E’ tanto vero che questi suoi interventi non stanno generando inflazione, che essa ha rinunciato all’aumento di tasso che aveva preannunciato in primavera. E del resto quando la politica fiscale è restrittiva, cioè riduce i deficit di bilancio, occorre una politica monetaria permissiva per contrastare l’effetto deflazionista delle manovre fiscali. La tendenza generale al rallentamento economico nell’euro zona mostra che Jurgen Stark, che pure capeggiava l’Ufficio studi della Bce, non aveva capito che la Bce sta agendo correttamente e prudentemente contro i rischi di deflazione . E con l’annuncio plateale delle sue dimissioni a borsa aperta, in palese polemica con il presudente della Bce e con il cancelliere Angela Merkel, ha dato il suo contributo sfascista alla destabilizzazione dell’euro zona. Non c’è da meravigliarsi se, fra tante sparatorie sui pianisti, le borse cadono.

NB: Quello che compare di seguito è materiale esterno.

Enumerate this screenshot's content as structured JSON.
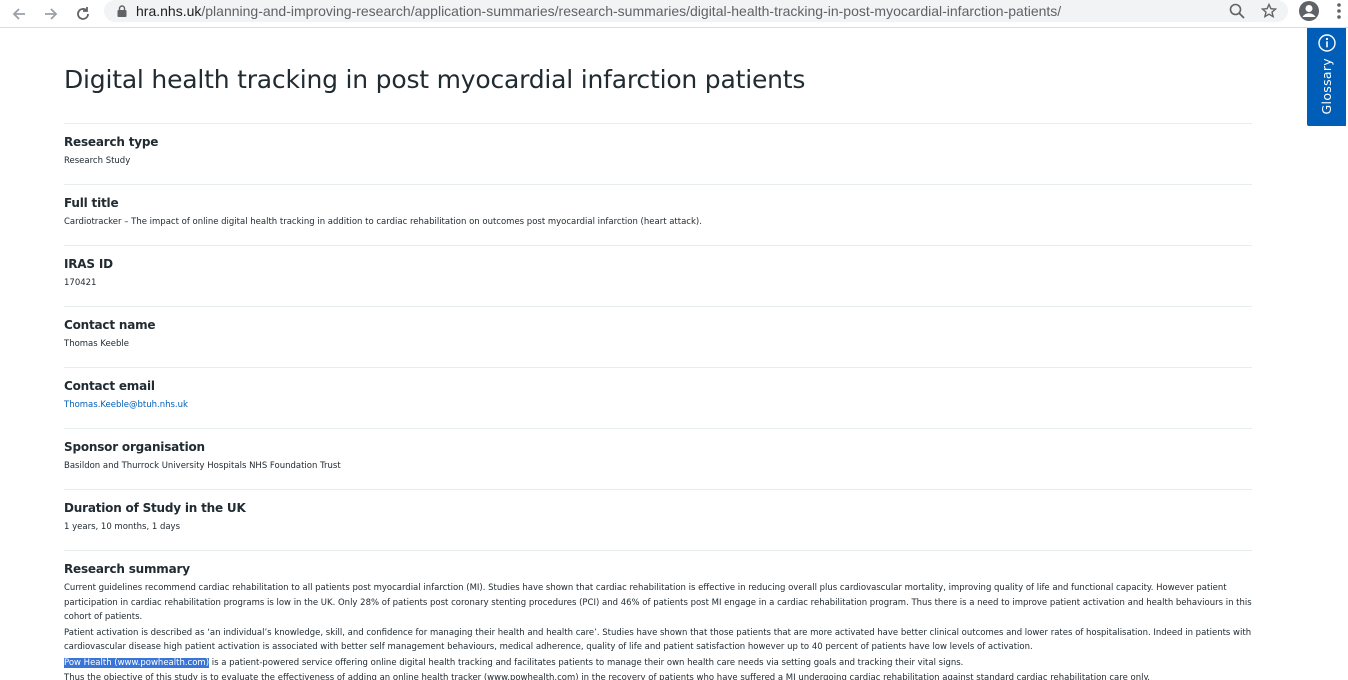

Chi semina vento raccoglie tempesta a proprio danno . Fortunatamente, però, questo emergere di personaggi improbabili fa capire che, per fortuna, abbiamo un governo democratico, che non è la cosa migliore del mondo in assoluto, ma la migliore di quelle possibili , perché ha la linea giusta, che è oggettivamente quella di centro destra, ha la maggioranza e sta andando, pur fra tentennamenti, sulla rotta giusta. Il debito italiano è stato sempre onorato e lo sarà ancora e i risparmiatori hanno ottime ragioni per comprare il nostro debito pubblico, nonostante Jurgen Stark e Alessandro Profumo.